Lewis Goram

Personal information
- Full name: Lewis Albert Goram
- Date of birth: 2 July 1926
- Place of birth: Edinburgh, Scotland
- Date of death: January 1989 (aged 63)
- Place of death: Bury, England
- Position(s): Goalkeeper

Senior career*
- Years: Team / Apps / (Gls)
- 1947–1948: Leith Athletic / 17 / (0)
- 1948–1949: Hibernian / 0 / (0)
- 1949–1950: Third Lanark / 9 / (0)
- 1950–1959: Bury / 114 / (0)
- 1959: Macclesfield Town / 5 / (0)
- 1959–1961: Mossley / ? / (0)
- 1961–1963: Buxton / ? / (?)
- Total:  / 145 / (0)

= Lewis Goram =

Scottish footballer

Lewis Albert Goram (2 July 1926 – January 1989) was a Scottish professional football goalkeeper. He played in the Scottish Football League for Leith Athletic and Third Lanark and in the English Football League for Bury.

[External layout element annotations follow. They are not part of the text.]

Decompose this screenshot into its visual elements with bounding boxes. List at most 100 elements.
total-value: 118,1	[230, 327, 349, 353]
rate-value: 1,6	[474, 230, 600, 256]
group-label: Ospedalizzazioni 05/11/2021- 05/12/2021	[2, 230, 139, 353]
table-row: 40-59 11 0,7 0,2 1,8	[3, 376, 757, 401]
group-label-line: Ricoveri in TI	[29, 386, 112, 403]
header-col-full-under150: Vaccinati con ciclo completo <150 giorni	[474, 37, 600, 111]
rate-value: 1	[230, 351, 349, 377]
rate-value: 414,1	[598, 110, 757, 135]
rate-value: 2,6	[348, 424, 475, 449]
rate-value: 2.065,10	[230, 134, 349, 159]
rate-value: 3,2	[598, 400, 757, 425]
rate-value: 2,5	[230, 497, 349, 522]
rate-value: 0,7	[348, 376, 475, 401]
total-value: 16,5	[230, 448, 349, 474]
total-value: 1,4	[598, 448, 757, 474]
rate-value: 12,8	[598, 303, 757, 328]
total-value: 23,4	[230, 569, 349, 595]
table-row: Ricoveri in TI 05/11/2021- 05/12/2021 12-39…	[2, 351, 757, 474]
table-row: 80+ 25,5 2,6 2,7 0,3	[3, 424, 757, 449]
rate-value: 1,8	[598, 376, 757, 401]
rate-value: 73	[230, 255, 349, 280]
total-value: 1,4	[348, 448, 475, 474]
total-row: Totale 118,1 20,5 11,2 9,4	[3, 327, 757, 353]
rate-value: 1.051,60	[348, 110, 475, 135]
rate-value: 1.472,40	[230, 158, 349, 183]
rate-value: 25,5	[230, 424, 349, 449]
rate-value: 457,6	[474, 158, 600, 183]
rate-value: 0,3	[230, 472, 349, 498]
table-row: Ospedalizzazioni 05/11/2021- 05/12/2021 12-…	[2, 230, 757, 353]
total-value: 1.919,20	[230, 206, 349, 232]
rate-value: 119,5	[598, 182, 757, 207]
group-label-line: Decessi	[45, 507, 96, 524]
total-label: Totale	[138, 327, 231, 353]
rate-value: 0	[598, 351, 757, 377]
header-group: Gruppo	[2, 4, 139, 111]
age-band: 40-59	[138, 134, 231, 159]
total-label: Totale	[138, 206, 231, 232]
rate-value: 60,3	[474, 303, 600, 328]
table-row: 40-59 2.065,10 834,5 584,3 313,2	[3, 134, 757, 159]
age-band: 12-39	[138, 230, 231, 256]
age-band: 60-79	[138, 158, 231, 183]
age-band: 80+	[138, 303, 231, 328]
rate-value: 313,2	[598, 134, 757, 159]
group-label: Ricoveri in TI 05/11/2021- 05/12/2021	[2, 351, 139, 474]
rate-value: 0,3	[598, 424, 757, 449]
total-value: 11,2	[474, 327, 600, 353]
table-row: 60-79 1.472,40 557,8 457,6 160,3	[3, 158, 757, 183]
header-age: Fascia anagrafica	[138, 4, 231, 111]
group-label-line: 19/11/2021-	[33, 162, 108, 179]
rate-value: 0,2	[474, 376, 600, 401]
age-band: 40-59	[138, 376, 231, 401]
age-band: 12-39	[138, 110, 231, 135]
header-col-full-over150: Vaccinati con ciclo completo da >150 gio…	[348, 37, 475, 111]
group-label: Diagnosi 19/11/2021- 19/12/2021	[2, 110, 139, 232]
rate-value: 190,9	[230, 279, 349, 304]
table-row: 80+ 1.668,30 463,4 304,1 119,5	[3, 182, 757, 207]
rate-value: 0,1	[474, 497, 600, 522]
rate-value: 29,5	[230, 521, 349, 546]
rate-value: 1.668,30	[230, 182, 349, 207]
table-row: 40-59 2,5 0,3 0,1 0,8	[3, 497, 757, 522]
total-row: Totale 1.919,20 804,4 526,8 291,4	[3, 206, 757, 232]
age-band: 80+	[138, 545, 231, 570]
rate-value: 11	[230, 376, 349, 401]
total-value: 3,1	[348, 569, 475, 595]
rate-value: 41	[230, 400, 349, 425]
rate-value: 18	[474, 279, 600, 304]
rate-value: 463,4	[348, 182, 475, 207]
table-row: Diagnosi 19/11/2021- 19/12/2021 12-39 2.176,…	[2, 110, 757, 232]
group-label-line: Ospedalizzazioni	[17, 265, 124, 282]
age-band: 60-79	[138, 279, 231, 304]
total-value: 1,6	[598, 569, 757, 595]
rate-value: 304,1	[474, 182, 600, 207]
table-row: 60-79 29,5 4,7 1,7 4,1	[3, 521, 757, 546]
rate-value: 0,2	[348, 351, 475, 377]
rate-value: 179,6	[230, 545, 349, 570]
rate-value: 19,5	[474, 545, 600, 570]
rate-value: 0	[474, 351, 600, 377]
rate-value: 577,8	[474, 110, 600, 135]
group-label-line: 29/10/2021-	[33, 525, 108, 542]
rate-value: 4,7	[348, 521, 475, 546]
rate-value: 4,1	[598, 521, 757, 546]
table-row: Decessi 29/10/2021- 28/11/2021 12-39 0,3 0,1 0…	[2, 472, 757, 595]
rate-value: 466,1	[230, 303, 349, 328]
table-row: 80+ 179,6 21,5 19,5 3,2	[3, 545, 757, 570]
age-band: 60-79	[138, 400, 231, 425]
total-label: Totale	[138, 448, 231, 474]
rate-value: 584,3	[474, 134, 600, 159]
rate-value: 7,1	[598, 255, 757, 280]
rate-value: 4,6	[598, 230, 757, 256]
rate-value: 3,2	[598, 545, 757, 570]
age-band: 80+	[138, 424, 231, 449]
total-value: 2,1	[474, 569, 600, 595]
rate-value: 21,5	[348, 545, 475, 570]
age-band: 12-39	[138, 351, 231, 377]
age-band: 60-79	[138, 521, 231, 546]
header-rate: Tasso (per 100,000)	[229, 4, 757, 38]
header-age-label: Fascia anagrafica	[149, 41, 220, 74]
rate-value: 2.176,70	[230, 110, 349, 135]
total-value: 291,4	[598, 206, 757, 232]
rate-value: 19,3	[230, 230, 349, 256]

Goram played for Leith Athletic before joining Hibernian in 1948. He did not play for the Hibernian first team and moved to Third Lanark in 1949, featuring in 9 league games. In 1950 he moved to Bury where he played 114 league games. On leaving Bury he played for Mossley and Buxton before retiring from the game.

His son, Andy, was also a professional football goalkeeper who won 43 caps for Scotland. He also has a daughter, Diane, with his first wife June.